Journal of Sedimentary Research (SEPM)


Journal of Sedimentary Research, Section A: Sedimentary Petrology and Processes
Vol. 67 (1997)No. 3. (May), Pages 502-509

On Traction-Carpet Sedimentation

Y. K. Sohn


Traction carpets are highly concentrated bedload layers that are developed beneath and driven by turbulent overlying flows. They have a "convex-up" velocity profile and comprise a lower frictional and an upper collisional region. The frictional region, having a particle concentration more than 80% of the packed bed, is characterized by nearly continuous grain contacts, low strain rate, and hampered grain segregation. On the other hand, the collisional region has a particle concentration between 15% and 80% of the packed bed and is characterized by active grain collisions and higher strain rate. Deposition from the traction carpets occurs via progressive aggradation of the bed, rather than via en masse freezing, while the downward grain flux from the overlying flow maintains the . The thickness of a traction-carpet stratum is therefore determined by the cumulative amount of sediment settled during the lifespan of a traction carpet and can be much larger than the thickness of a moving traction carpet. Inverse grading can be produced in the collisional region by the vertical gradient of dispersive pressure, which is related to nonuniform distribution of particles.

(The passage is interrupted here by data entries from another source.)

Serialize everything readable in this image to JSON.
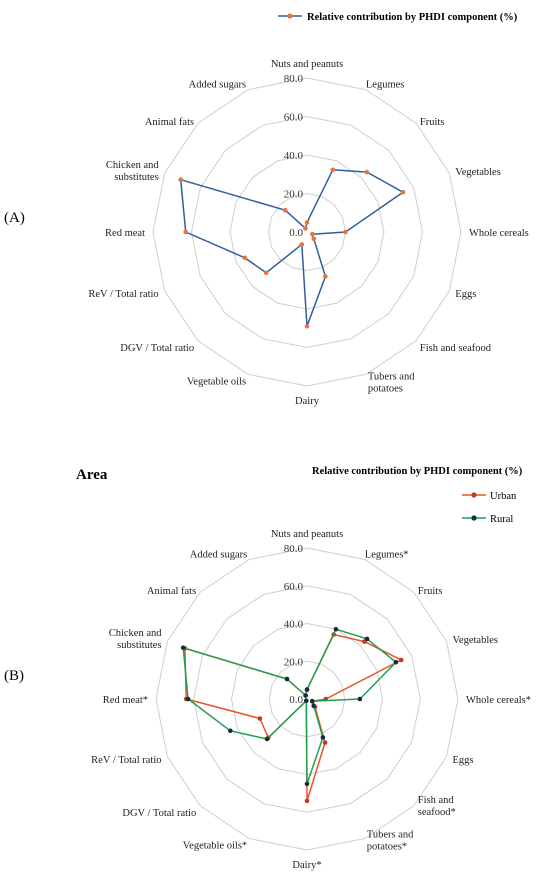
{
  "chart_data": [
    {
      "type": "radar",
      "panel_label": "(A)",
      "legend": {
        "title": "Relative contribution by PHDI component (%)",
        "placement": "top-right"
      },
      "categories": [
        "Nuts and peanuts",
        "Legumes",
        "Fruits",
        "Vegetables",
        "Whole cereals",
        "Eggs",
        "Fish and seafood",
        "Tubers and potatoes",
        "Dairy",
        "Vegetable oils",
        "DGV / Total ratio",
        "ReV / Total ratio",
        "Red meat",
        "Chicken and substitutes",
        "Animal fats",
        "Added sugars"
      ],
      "ticks": [
        0.0,
        20.0,
        40.0,
        60.0,
        80.0
      ],
      "rlim": [
        0,
        80
      ],
      "series": [
        {
          "name": "Relative contribution by PHDI component (%)",
          "color": "#2e5e9e",
          "marker": "#e8743b",
          "values": [
            5,
            35,
            44,
            54,
            20,
            3,
            5,
            25,
            49,
            7,
            30,
            35,
            63,
            71,
            16,
            2
          ]
        }
      ]
    },
    {
      "type": "radar",
      "panel_label": "(B)",
      "title": "Area",
      "legend": {
        "title": "Relative contribution by PHDI component (%)",
        "placement": "top-right"
      },
      "categories": [
        "Nuts and peanuts",
        "Legumes*",
        "Fruits",
        "Vegetables",
        "Whole cereals*",
        "Eggs",
        "Fish and seafood*",
        "Tubers and potatoes*",
        "Dairy*",
        "Vegetable oils*",
        "DGV / Total ratio",
        "ReV / Total ratio",
        "Red meat*",
        "Chicken and substitutes",
        "Animal fats",
        "Added sugars"
      ],
      "ticks": [
        0.0,
        20.0,
        40.0,
        60.0,
        80.0
      ],
      "rlim": [
        0,
        80
      ],
      "series": [
        {
          "name": "Urban",
          "color": "#e8542a",
          "marker": "#c0392b",
          "values": [
            5,
            37,
            43,
            54,
            10,
            3,
            6,
            25,
            54,
            1,
            29,
            27,
            64,
            70,
            15,
            2
          ]
        },
        {
          "name": "Rural",
          "color": "#22a150",
          "marker": "#1a2b3c",
          "values": [
            5,
            40,
            45,
            51,
            28,
            3,
            5,
            22,
            45,
            1,
            30,
            44,
            63,
            71,
            15,
            2
          ]
        }
      ]
    }
  ]
}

When a thick frictional region develops, however, the inverse size distribution in the collisional region is poorly recorded in the deposits. Depositional features of traction-carpet strata are therefore determined by the duration of a traction carpet and the thickness ratio of collisional to frictional regions. The thickness ratio is further controlled by the applied shear stress, sediment fallout rate, and grain size. Generally, a collisional region is better developed beneath a highly competent and coarse-grained (gravelly) flow, whereas a thick frictional region is developed beneath a heavily sediment-laden fine-grained (sandy) flow. This explains the more common occurrence of inverse grading in coarse-grained deposits.